Which brings me to my point; composting is, in my mind at least, the beginning of the gardening or farming year. It is making fertility for the next growing year, it is bending around the end of last years waste, to provide fertility for next years growth. The rotting process is the beginning of the cycle of sustainability and fertility as well as the end. It is a cyclical process not a linear one. This is the core difference between conventional and organic or sustainable farming.
Even if you are not a grower or farmer, 35% of waste from a household can be composted. So composting it on site saves on landfill space, and provides fertility for even a small garden.
If you want a go here is how its done.


Quick recipe for a Windrow compost heap;


Many people won’t be able to make one of these unless they have an allotment or large garden, this type of heap will break down in time for use in spring, and will heat up killing the weed seed and pest and diseases. High Carbon layers are stalky vegetable waste, straw, paper. High Nitrogen layers are grass cuttings, fresh manure, rotting fruit.


  • Alternate layers 1 m wider, and about 1.5 m high and as long as you like.

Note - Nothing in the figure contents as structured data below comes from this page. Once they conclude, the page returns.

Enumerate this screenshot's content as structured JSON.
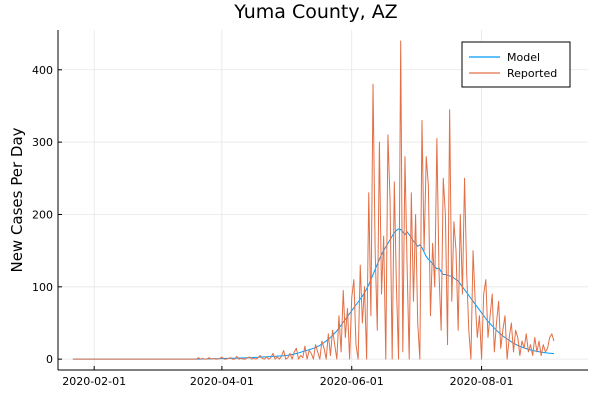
{
  "chart_data": {
    "type": "line",
    "title": "Yuma County, AZ",
    "xlabel": "",
    "ylabel": "New Cases Per Day",
    "x_start": "2020-01-22",
    "x_end": "2020-09-10",
    "xlim": [
      "2020-01-15",
      "2020-09-20"
    ],
    "ylim": [
      -15,
      455
    ],
    "xticks": [
      "2020-02-01",
      "2020-04-01",
      "2020-06-01",
      "2020-08-01"
    ],
    "yticks": [
      0,
      100,
      200,
      300,
      400
    ],
    "grid": true,
    "legend_position": "top-right",
    "series": [
      {
        "name": "Model",
        "color": "#009AFA",
        "values": [
          0,
          0,
          0,
          0,
          0,
          0,
          0,
          0,
          0,
          0,
          0,
          0,
          0,
          0,
          0,
          0,
          0,
          0,
          0,
          0,
          0,
          0,
          0,
          0,
          0,
          0,
          0,
          0,
          0,
          0,
          0,
          0,
          0,
          0,
          0,
          0,
          0,
          0,
          0,
          0,
          0,
          0,
          0,
          0,
          0,
          0,
          0,
          0,
          0,
          0,
          0,
          0,
          0,
          0,
          0,
          0,
          0,
          0,
          0,
          0.1,
          0.1,
          0.2,
          0.2,
          0.3,
          0.3,
          0.4,
          0.5,
          0.5,
          0.6,
          0.7,
          0.8,
          0.9,
          1,
          1,
          1.1,
          1.2,
          1.3,
          1.4,
          1.5,
          1.6,
          1.7,
          1.8,
          1.9,
          2,
          2.1,
          2.3,
          2.5,
          2.6,
          2.8,
          3,
          3.2,
          3.3,
          3.5,
          3.6,
          3.8,
          3.9,
          4.1,
          4.3,
          4.5,
          4.7,
          5,
          5.4,
          5.9,
          6.4,
          7.1,
          7.8,
          8.6,
          9.5,
          10.5,
          11.4,
          12.2,
          13,
          14,
          15,
          16,
          17.5,
          19,
          21,
          23,
          25,
          27.5,
          30,
          33,
          36,
          39,
          43,
          47,
          51,
          55,
          59,
          63,
          67,
          71,
          75,
          79,
          83,
          87,
          92,
          97,
          103,
          110,
          117,
          124,
          131,
          138,
          145,
          150,
          155,
          160,
          165,
          170,
          175,
          178,
          180,
          179,
          176,
          172,
          176,
          172,
          168,
          163,
          160,
          156,
          158,
          154,
          148,
          142,
          138,
          135,
          132,
          128,
          125,
          126,
          121,
          117,
          117,
          116,
          115,
          115,
          112,
          110,
          108,
          104,
          100,
          96,
          92,
          88,
          84,
          80,
          76,
          72,
          68,
          64,
          60,
          56,
          52,
          49,
          46,
          43,
          40,
          37,
          34.5,
          32,
          30,
          28,
          26,
          24,
          22,
          20.5,
          19,
          17.8,
          16.5,
          15.5,
          14.5,
          13.5,
          12.8,
          12,
          11.4,
          10.8,
          10.3,
          9.8,
          9.3,
          8.9,
          8.5,
          8.2,
          7.9,
          7.6
        ]
      },
      {
        "name": "Reported",
        "color": "#E26F46",
        "values": [
          0,
          0,
          0,
          0,
          0,
          0,
          0,
          0,
          0,
          0,
          0,
          0,
          0,
          0,
          0,
          0,
          0,
          0,
          0,
          0,
          0,
          0,
          0,
          0,
          0,
          0,
          0,
          0,
          0,
          0,
          0,
          0,
          0,
          0,
          0,
          0,
          0,
          0,
          0,
          0,
          0,
          0,
          0,
          0,
          0,
          0,
          0,
          0,
          0,
          0,
          0,
          0,
          0,
          0,
          0,
          0,
          0,
          0,
          0,
          2,
          0,
          1,
          0,
          0,
          2,
          0,
          1,
          0,
          0,
          1,
          3,
          0,
          0,
          1,
          2,
          0,
          0,
          4,
          0,
          1,
          0,
          0,
          2,
          3,
          0,
          1,
          0,
          2,
          5,
          1,
          0,
          3,
          0,
          2,
          8,
          0,
          3,
          0,
          4,
          12,
          0,
          2,
          8,
          0,
          10,
          15,
          0,
          5,
          2,
          18,
          0,
          12,
          8,
          0,
          20,
          10,
          0,
          25,
          15,
          0,
          35,
          5,
          40,
          20,
          0,
          60,
          10,
          95,
          30,
          70,
          0,
          85,
          110,
          20,
          0,
          130,
          50,
          100,
          0,
          230,
          60,
          380,
          150,
          40,
          300,
          90,
          170,
          0,
          310,
          220,
          0,
          245,
          100,
          0,
          440,
          10,
          280,
          130,
          0,
          230,
          80,
          200,
          50,
          0,
          330,
          150,
          280,
          240,
          60,
          160,
          100,
          305,
          120,
          40,
          250,
          200,
          20,
          345,
          80,
          190,
          150,
          40,
          200,
          90,
          250,
          120,
          40,
          0,
          150,
          80,
          30,
          60,
          0,
          90,
          110,
          30,
          60,
          90,
          10,
          50,
          80,
          15,
          40,
          60,
          0,
          30,
          50,
          10,
          40,
          30,
          5,
          25,
          15,
          35,
          10,
          20,
          5,
          30,
          10,
          25,
          5,
          20,
          10,
          15,
          30,
          35,
          25
        ]
      }
    ]
  }
}
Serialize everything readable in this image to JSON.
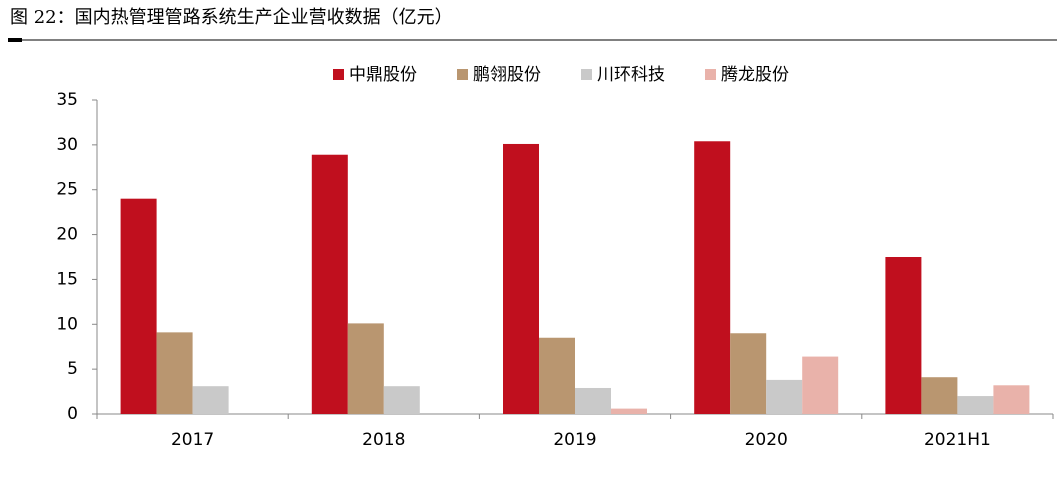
{
  "title": "图 22：国内热管理管路系统生产企业营收数据（亿元）",
  "chart_data": {
    "type": "bar",
    "categories": [
      "2017",
      "2018",
      "2019",
      "2020",
      "2021H1"
    ],
    "series": [
      {
        "name": "中鼎股份",
        "color": "#c00f1e",
        "values": [
          24.0,
          28.9,
          30.1,
          30.4,
          17.5
        ]
      },
      {
        "name": "鹏翎股份",
        "color": "#b99670",
        "values": [
          9.1,
          10.1,
          8.5,
          9.0,
          4.1
        ]
      },
      {
        "name": "川环科技",
        "color": "#c9c9c9",
        "values": [
          3.1,
          3.1,
          2.9,
          3.8,
          2.0
        ]
      },
      {
        "name": "腾龙股份",
        "color": "#e9b2aa",
        "values": [
          null,
          null,
          0.6,
          6.4,
          3.2
        ]
      }
    ],
    "ylim": [
      0,
      35
    ],
    "yticks": [
      0,
      5,
      10,
      15,
      20,
      25,
      30,
      35
    ],
    "legend": "top"
  }
}
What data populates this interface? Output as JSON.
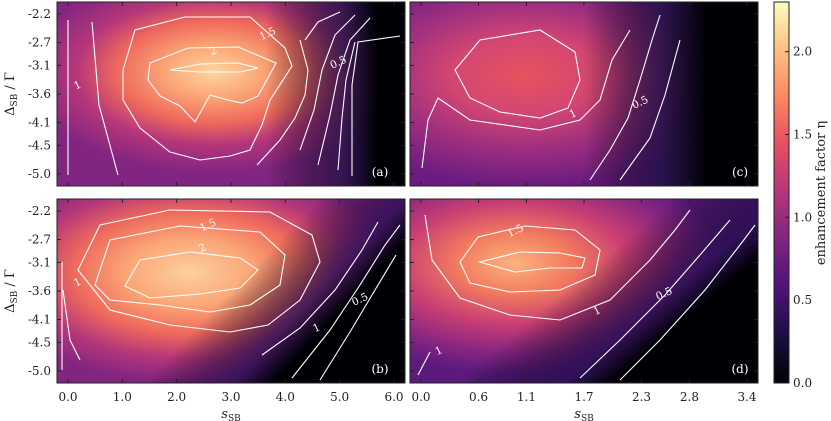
{
  "chart_data": {
    "type": "heatmap",
    "colormap": "magma",
    "colorbar": {
      "label": "enhancement factor η",
      "range": [
        0.0,
        2.3
      ],
      "ticks": [
        "0.0",
        "0.5",
        "1.0",
        "1.5",
        "2.0"
      ],
      "tick_values": [
        0.0,
        0.5,
        1.0,
        1.5,
        2.0
      ]
    },
    "y_axis": {
      "label": "ΔSB / Γ",
      "ticks": [
        "-2.2",
        "-2.7",
        "-3.1",
        "-3.6",
        "-4.1",
        "-4.5",
        "-5.0"
      ],
      "range": [
        -5.0,
        -2.2
      ]
    },
    "x_axes": {
      "left": {
        "label": "sSB",
        "ticks": [
          "0.0",
          "1.0",
          "2.0",
          "3.0",
          "4.0",
          "5.0",
          "6.0"
        ],
        "range": [
          0.0,
          6.0
        ]
      },
      "right": {
        "label": "sSB",
        "ticks": [
          "0.0",
          "0.6",
          "1.1",
          "1.7",
          "2.3",
          "2.8",
          "3.4"
        ],
        "range": [
          0.0,
          3.4
        ]
      }
    },
    "panels": [
      {
        "letter": "(a)",
        "position": "top-left",
        "x_axis": "left",
        "peak": {
          "x": 3.0,
          "y": -3.3,
          "value": 2.3
        },
        "contour_labels": [
          {
            "text": "1.5",
            "x": 3.7,
            "y": -2.6
          },
          {
            "text": "2",
            "x": 2.7,
            "y": -2.9
          },
          {
            "text": "0.5",
            "x": 5.0,
            "y": -3.1
          },
          {
            "text": "1",
            "x": 0.2,
            "y": -3.5
          }
        ]
      },
      {
        "letter": "(c)",
        "position": "top-right",
        "x_axis": "right",
        "peak": {
          "x": 1.1,
          "y": -3.2,
          "value": 1.45
        },
        "contour_labels": [
          {
            "text": "1",
            "x": 1.6,
            "y": -4.0
          },
          {
            "text": "0.5",
            "x": 2.3,
            "y": -3.8
          }
        ]
      },
      {
        "letter": "(b)",
        "position": "bottom-left",
        "x_axis": "left",
        "peak": {
          "x": 2.3,
          "y": -3.3,
          "value": 2.25
        },
        "contour_labels": [
          {
            "text": "1.5",
            "x": 2.6,
            "y": -2.5
          },
          {
            "text": "2",
            "x": 2.5,
            "y": -2.9
          },
          {
            "text": "0.5",
            "x": 5.4,
            "y": -3.8
          },
          {
            "text": "1",
            "x": 4.6,
            "y": -4.3
          },
          {
            "text": "1",
            "x": 0.2,
            "y": -3.5
          }
        ]
      },
      {
        "letter": "(d)",
        "position": "bottom-right",
        "x_axis": "right",
        "peak": {
          "x": 1.0,
          "y": -3.1,
          "value": 1.85
        },
        "contour_labels": [
          {
            "text": "1.5",
            "x": 1.0,
            "y": -2.6
          },
          {
            "text": "1",
            "x": 1.85,
            "y": -4.0
          },
          {
            "text": "0.5",
            "x": 2.55,
            "y": -3.7
          },
          {
            "text": "1",
            "x": 0.2,
            "y": -4.7
          }
        ]
      }
    ]
  }
}
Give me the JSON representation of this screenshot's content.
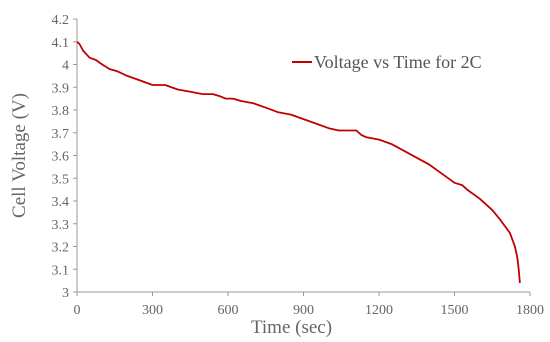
{
  "chart_data": {
    "type": "line",
    "title": "",
    "xlabel": "Time (sec)",
    "ylabel": "Cell Voltage  (V)",
    "xlim": [
      0,
      1800
    ],
    "ylim": [
      3,
      4.2
    ],
    "x_ticks": [
      "0",
      "300",
      "600",
      "900",
      "1200",
      "1500",
      "1800"
    ],
    "y_ticks": [
      "3",
      "3.1",
      "3.2",
      "3.3",
      "3.4",
      "3.5",
      "3.6",
      "3.7",
      "3.8",
      "3.9",
      "4",
      "4.1",
      "4.2"
    ],
    "x_tick_values": [
      0,
      300,
      600,
      900,
      1200,
      1500,
      1800
    ],
    "y_tick_values": [
      3,
      3.1,
      3.2,
      3.3,
      3.4,
      3.5,
      3.6,
      3.7,
      3.8,
      3.9,
      4,
      4.1,
      4.2
    ],
    "grid": false,
    "legend_position": "top-right",
    "series": [
      {
        "name": "Voltage vs Time for 2C",
        "color": "#c00000",
        "x": [
          0,
          10,
          25,
          50,
          75,
          100,
          130,
          160,
          200,
          250,
          300,
          330,
          350,
          400,
          450,
          500,
          540,
          570,
          590,
          620,
          650,
          700,
          750,
          800,
          850,
          900,
          950,
          1000,
          1040,
          1060,
          1090,
          1110,
          1130,
          1150,
          1200,
          1250,
          1300,
          1350,
          1400,
          1450,
          1500,
          1530,
          1550,
          1600,
          1650,
          1680,
          1700,
          1720,
          1730,
          1740,
          1750,
          1755,
          1760
        ],
        "y": [
          4.1,
          4.09,
          4.06,
          4.03,
          4.02,
          4.0,
          3.98,
          3.97,
          3.95,
          3.93,
          3.91,
          3.91,
          3.91,
          3.89,
          3.88,
          3.87,
          3.87,
          3.86,
          3.85,
          3.85,
          3.84,
          3.83,
          3.81,
          3.79,
          3.78,
          3.76,
          3.74,
          3.72,
          3.71,
          3.71,
          3.71,
          3.71,
          3.69,
          3.68,
          3.67,
          3.65,
          3.62,
          3.59,
          3.56,
          3.52,
          3.48,
          3.47,
          3.45,
          3.41,
          3.36,
          3.32,
          3.29,
          3.26,
          3.23,
          3.2,
          3.15,
          3.1,
          3.04
        ]
      }
    ]
  }
}
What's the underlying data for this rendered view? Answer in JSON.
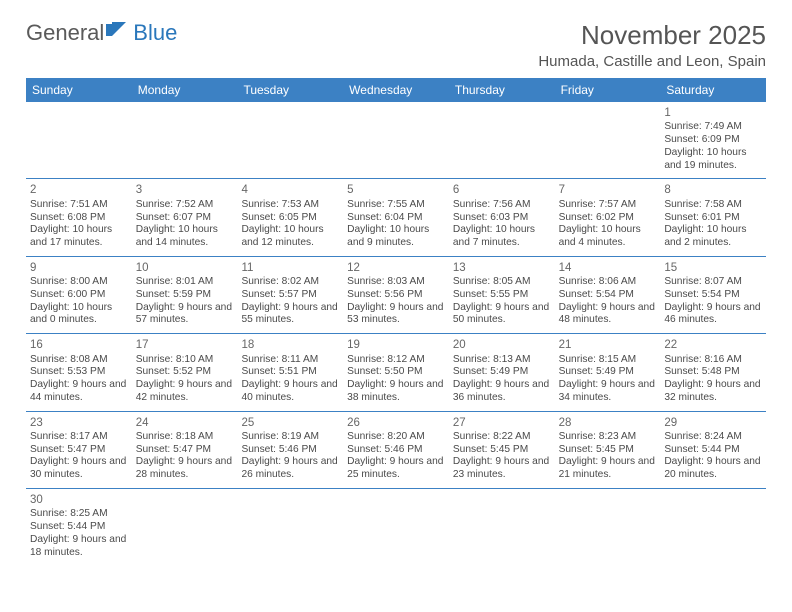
{
  "brand": {
    "general": "General",
    "blue": "Blue"
  },
  "header": {
    "month_title": "November 2025",
    "location": "Humada, Castille and Leon, Spain"
  },
  "colors": {
    "header_bg": "#3c81c4",
    "header_text": "#ffffff",
    "row_border": "#3c81c4",
    "text": "#4a4a4a",
    "title_text": "#555555",
    "logo_gray": "#5a5a5a",
    "logo_blue": "#2a77bb",
    "background": "#ffffff"
  },
  "day_names": [
    "Sunday",
    "Monday",
    "Tuesday",
    "Wednesday",
    "Thursday",
    "Friday",
    "Saturday"
  ],
  "weeks": [
    [
      null,
      null,
      null,
      null,
      null,
      null,
      {
        "n": "1",
        "sr": "Sunrise: 7:49 AM",
        "ss": "Sunset: 6:09 PM",
        "dl": "Daylight: 10 hours and 19 minutes."
      }
    ],
    [
      {
        "n": "2",
        "sr": "Sunrise: 7:51 AM",
        "ss": "Sunset: 6:08 PM",
        "dl": "Daylight: 10 hours and 17 minutes."
      },
      {
        "n": "3",
        "sr": "Sunrise: 7:52 AM",
        "ss": "Sunset: 6:07 PM",
        "dl": "Daylight: 10 hours and 14 minutes."
      },
      {
        "n": "4",
        "sr": "Sunrise: 7:53 AM",
        "ss": "Sunset: 6:05 PM",
        "dl": "Daylight: 10 hours and 12 minutes."
      },
      {
        "n": "5",
        "sr": "Sunrise: 7:55 AM",
        "ss": "Sunset: 6:04 PM",
        "dl": "Daylight: 10 hours and 9 minutes."
      },
      {
        "n": "6",
        "sr": "Sunrise: 7:56 AM",
        "ss": "Sunset: 6:03 PM",
        "dl": "Daylight: 10 hours and 7 minutes."
      },
      {
        "n": "7",
        "sr": "Sunrise: 7:57 AM",
        "ss": "Sunset: 6:02 PM",
        "dl": "Daylight: 10 hours and 4 minutes."
      },
      {
        "n": "8",
        "sr": "Sunrise: 7:58 AM",
        "ss": "Sunset: 6:01 PM",
        "dl": "Daylight: 10 hours and 2 minutes."
      }
    ],
    [
      {
        "n": "9",
        "sr": "Sunrise: 8:00 AM",
        "ss": "Sunset: 6:00 PM",
        "dl": "Daylight: 10 hours and 0 minutes."
      },
      {
        "n": "10",
        "sr": "Sunrise: 8:01 AM",
        "ss": "Sunset: 5:59 PM",
        "dl": "Daylight: 9 hours and 57 minutes."
      },
      {
        "n": "11",
        "sr": "Sunrise: 8:02 AM",
        "ss": "Sunset: 5:57 PM",
        "dl": "Daylight: 9 hours and 55 minutes."
      },
      {
        "n": "12",
        "sr": "Sunrise: 8:03 AM",
        "ss": "Sunset: 5:56 PM",
        "dl": "Daylight: 9 hours and 53 minutes."
      },
      {
        "n": "13",
        "sr": "Sunrise: 8:05 AM",
        "ss": "Sunset: 5:55 PM",
        "dl": "Daylight: 9 hours and 50 minutes."
      },
      {
        "n": "14",
        "sr": "Sunrise: 8:06 AM",
        "ss": "Sunset: 5:54 PM",
        "dl": "Daylight: 9 hours and 48 minutes."
      },
      {
        "n": "15",
        "sr": "Sunrise: 8:07 AM",
        "ss": "Sunset: 5:54 PM",
        "dl": "Daylight: 9 hours and 46 minutes."
      }
    ],
    [
      {
        "n": "16",
        "sr": "Sunrise: 8:08 AM",
        "ss": "Sunset: 5:53 PM",
        "dl": "Daylight: 9 hours and 44 minutes."
      },
      {
        "n": "17",
        "sr": "Sunrise: 8:10 AM",
        "ss": "Sunset: 5:52 PM",
        "dl": "Daylight: 9 hours and 42 minutes."
      },
      {
        "n": "18",
        "sr": "Sunrise: 8:11 AM",
        "ss": "Sunset: 5:51 PM",
        "dl": "Daylight: 9 hours and 40 minutes."
      },
      {
        "n": "19",
        "sr": "Sunrise: 8:12 AM",
        "ss": "Sunset: 5:50 PM",
        "dl": "Daylight: 9 hours and 38 minutes."
      },
      {
        "n": "20",
        "sr": "Sunrise: 8:13 AM",
        "ss": "Sunset: 5:49 PM",
        "dl": "Daylight: 9 hours and 36 minutes."
      },
      {
        "n": "21",
        "sr": "Sunrise: 8:15 AM",
        "ss": "Sunset: 5:49 PM",
        "dl": "Daylight: 9 hours and 34 minutes."
      },
      {
        "n": "22",
        "sr": "Sunrise: 8:16 AM",
        "ss": "Sunset: 5:48 PM",
        "dl": "Daylight: 9 hours and 32 minutes."
      }
    ],
    [
      {
        "n": "23",
        "sr": "Sunrise: 8:17 AM",
        "ss": "Sunset: 5:47 PM",
        "dl": "Daylight: 9 hours and 30 minutes."
      },
      {
        "n": "24",
        "sr": "Sunrise: 8:18 AM",
        "ss": "Sunset: 5:47 PM",
        "dl": "Daylight: 9 hours and 28 minutes."
      },
      {
        "n": "25",
        "sr": "Sunrise: 8:19 AM",
        "ss": "Sunset: 5:46 PM",
        "dl": "Daylight: 9 hours and 26 minutes."
      },
      {
        "n": "26",
        "sr": "Sunrise: 8:20 AM",
        "ss": "Sunset: 5:46 PM",
        "dl": "Daylight: 9 hours and 25 minutes."
      },
      {
        "n": "27",
        "sr": "Sunrise: 8:22 AM",
        "ss": "Sunset: 5:45 PM",
        "dl": "Daylight: 9 hours and 23 minutes."
      },
      {
        "n": "28",
        "sr": "Sunrise: 8:23 AM",
        "ss": "Sunset: 5:45 PM",
        "dl": "Daylight: 9 hours and 21 minutes."
      },
      {
        "n": "29",
        "sr": "Sunrise: 8:24 AM",
        "ss": "Sunset: 5:44 PM",
        "dl": "Daylight: 9 hours and 20 minutes."
      }
    ],
    [
      {
        "n": "30",
        "sr": "Sunrise: 8:25 AM",
        "ss": "Sunset: 5:44 PM",
        "dl": "Daylight: 9 hours and 18 minutes."
      },
      null,
      null,
      null,
      null,
      null,
      null
    ]
  ]
}
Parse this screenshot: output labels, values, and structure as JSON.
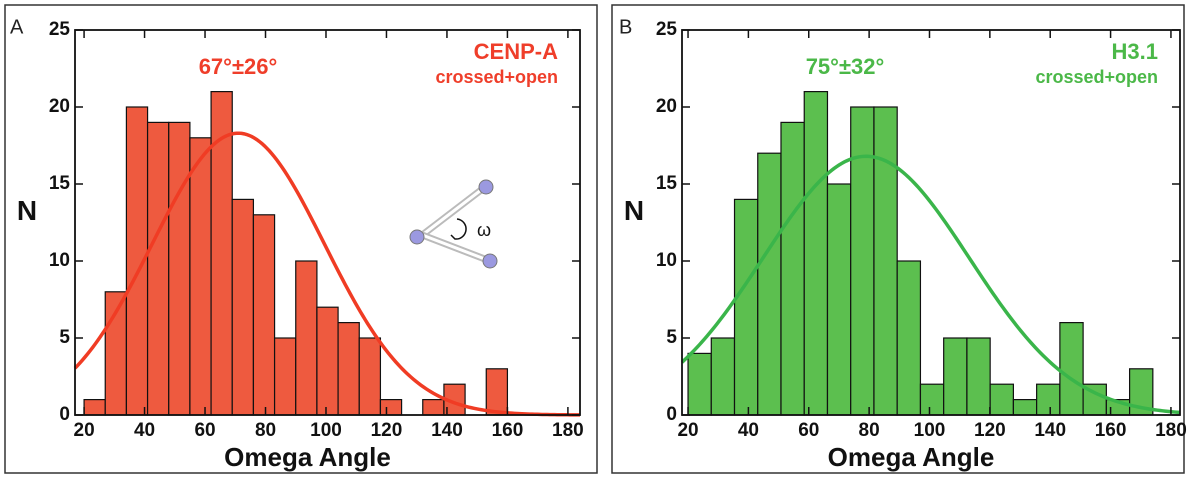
{
  "chart_data": [
    {
      "type": "histogram",
      "panel_label": "A",
      "title": "CENP-A",
      "subtitle": "crossed+open",
      "annotation": "67°±26°",
      "xlabel": "Omega Angle",
      "ylabel": "N",
      "inset_label": "ω",
      "bins": [
        20,
        27,
        34,
        41,
        48,
        55,
        62,
        69,
        76,
        83,
        90,
        97,
        104,
        111,
        118,
        125,
        132,
        139,
        146,
        153,
        160
      ],
      "counts": [
        1,
        8,
        20,
        19,
        19,
        18,
        21,
        14,
        13,
        5,
        10,
        7,
        6,
        5,
        1,
        0,
        1,
        2,
        0,
        3
      ],
      "color": "#ee5a3f",
      "title_color": "#ef3e2a",
      "fit": {
        "center": 71,
        "sigma": 28.5,
        "peak": 18.3,
        "color": "#f03c24"
      },
      "xlim": [
        17,
        184
      ],
      "xticks": [
        20,
        40,
        60,
        80,
        100,
        120,
        140,
        160,
        180
      ],
      "ylim": [
        0,
        25
      ],
      "yticks": [
        0,
        5,
        10,
        15,
        20,
        25
      ]
    },
    {
      "type": "histogram",
      "panel_label": "B",
      "title": "H3.1",
      "subtitle": "crossed+open",
      "annotation": "75°±32°",
      "xlabel": "Omega Angle",
      "ylabel": "N",
      "bins": [
        20,
        27.7,
        35.4,
        43.1,
        50.8,
        58.5,
        66.2,
        73.9,
        81.6,
        89.3,
        97,
        104.7,
        112.4,
        120.1,
        127.8,
        135.5,
        143.2,
        150.9,
        158.6,
        166.3,
        174
      ],
      "counts": [
        4,
        5,
        14,
        17,
        19,
        21,
        15,
        20,
        20,
        10,
        2,
        5,
        5,
        2,
        1,
        2,
        6,
        2,
        1,
        3
      ],
      "color": "#5cbf4f",
      "title_color": "#4bb848",
      "fit": {
        "center": 79,
        "sigma": 34.2,
        "peak": 16.8,
        "color": "#3ab54a"
      },
      "xlim": [
        18,
        183
      ],
      "xticks": [
        20,
        40,
        60,
        80,
        100,
        120,
        140,
        160,
        180
      ],
      "ylim": [
        0,
        25
      ],
      "yticks": [
        0,
        5,
        10,
        15,
        20,
        25
      ]
    }
  ]
}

Cover over to keep the rain off and nutrients in.

  • The heap will heat up and then cool down, at the cooling stage turn the heap over and it should heat up again.

  • Ready when brown and crumbly

  • Apply liberally to the soil

  • Hopefully a few witches will turn up to help me build the compost heaps as its really hard work!


Quick recipe for small garden composting;


  • Make or buy small container to go in the corner of the garden

  • Put in household and garden waste (not cooked food)

  • Leave to rot down on its own, will take 12 months, and will not kill the weeds seeds.